The treatment of the Holt family is a clear civil rights violation of equal protection under the law. The discriminatory and differential treatment of the Holts at the hands of the state of Tennessee is a violation of their civil rights guaranteed under the 14th Amendment to the U.S. Constitution. Clearly, the U.S. is not yet in a post-racial era. Race still matters.
The right to clean water is a basic human right. The poisoning of the Holt family’s well water and the failure of the Tennessee Department of Environment and Conservation (TDEC) to protect them from environmental harm are clear human rights violations. On July 28, 2010, the United Nations, through Resolution 64/292, recognized the human right to water and sanitation and acknowledged that clean water and sanitation are essential to the realization of all human rights.
The Holts’ toxic nightmare on Eno Road is the “poster child” for environmental racism. The United Church of Christ 2007 Toxic Wastes and Race at Twenty report describes the poisoning of the Holts’ well and the government response as the “poster child” for environmental racism. The Dickson case conforms to the national trend in which African Americans and other people of color make up the majority (56%) of the residents living in neighborhoods within two miles of the nation’s commercial hazardous waste facilities, nearly double the percentage in areas beyond two miles (30%). They also make up more than two-thirds (69%) of the residents in neighborhoods with two or more clustered facilities. Nationally, African Americans are 79 percent more likely than whites to live in neighborhoods where industrial pollution is suspected of posing the greatest health danger.

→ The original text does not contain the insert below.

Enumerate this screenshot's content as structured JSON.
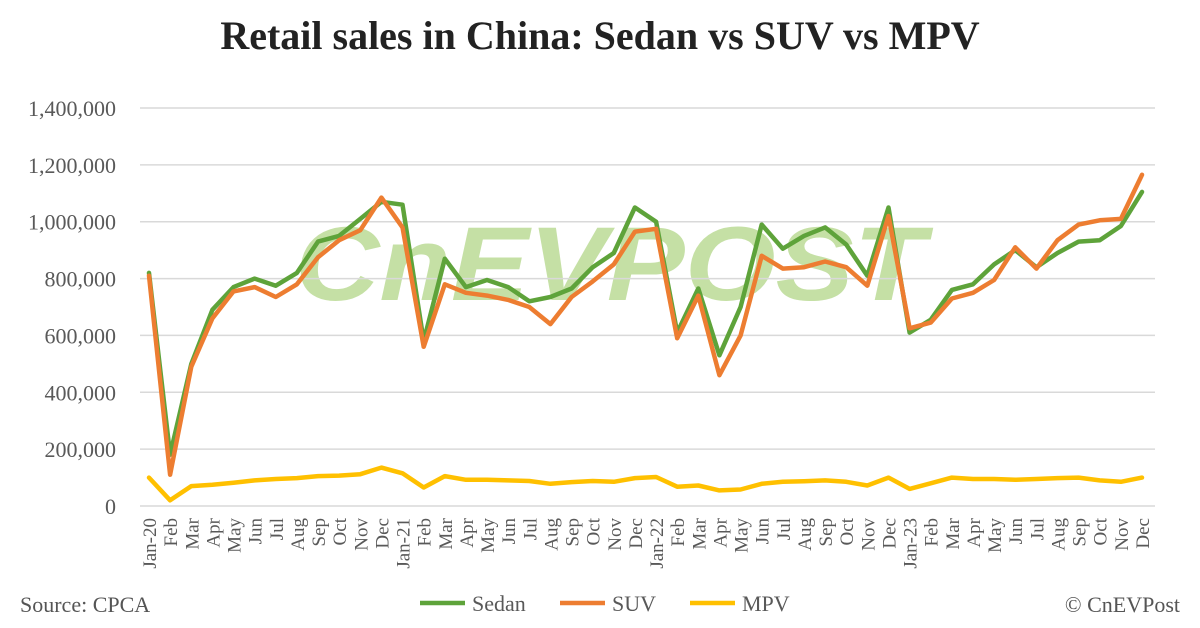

Toxic racism steals black health. Harry Holt died of cancer in January 2007. His daughter, Sheila Holt Orsted is recovering from breast cancer. According to the American Cancer Society, even though Caucasian women are slightly more likely to develop breast cancer than African-Americans, African-American women are more likely to die of the disease. The industrial solvent TCE is widely known to be harmful to humans. A 2011 EPA study found that TCE is even more dangerous to people’s health than previously thought—causing kidney and liver cancer, lymphoma and other health problems. This new EPA study lays the groundwork to re-evaluate the federal drinking-water standard for TCE: 5 parts per billion in water, and 1 microgram per cubic meter in air.
Toxic racism robs black wealth. Poisoning of black land with toxic chemicals robs blacks of their wealth and widens the wealth gap between blacks and whites. Today, the typical white family has 20 times the wealth of the typical black family. That’s the largest gap in 25 years. This theft has robbed African American landowners of wealth that would normally be passed down to their offspring. This phenomenon is not unique to Tennessee. The world learned of this stolen legacy in the discriminatory treatment of black farmers at the hands of the USDA and their long wait for justice. And in December 2010, President Barack Obama signed a bill authorizing $1.25 billion dollars in appropriations for the Pigford II lawsuit after Congress approved the legislation in November 2010. According to the Federation of Southern Cooperatives, from emancipation to 1910, blacks amassed 15 million acres of land of which 218,000 black farmers are full or part owners. A steady decline of black land ownership began after 1910 through theft, intimidation, discrimination, back taxes, and economic loss.
Finally, in the spirit of Dr. King, it is fitting that we lift up the Dickson, Tennessee case, a struggle that epitomizes the civil rights leader’s final campaign in Memphis involving garbage and human rights.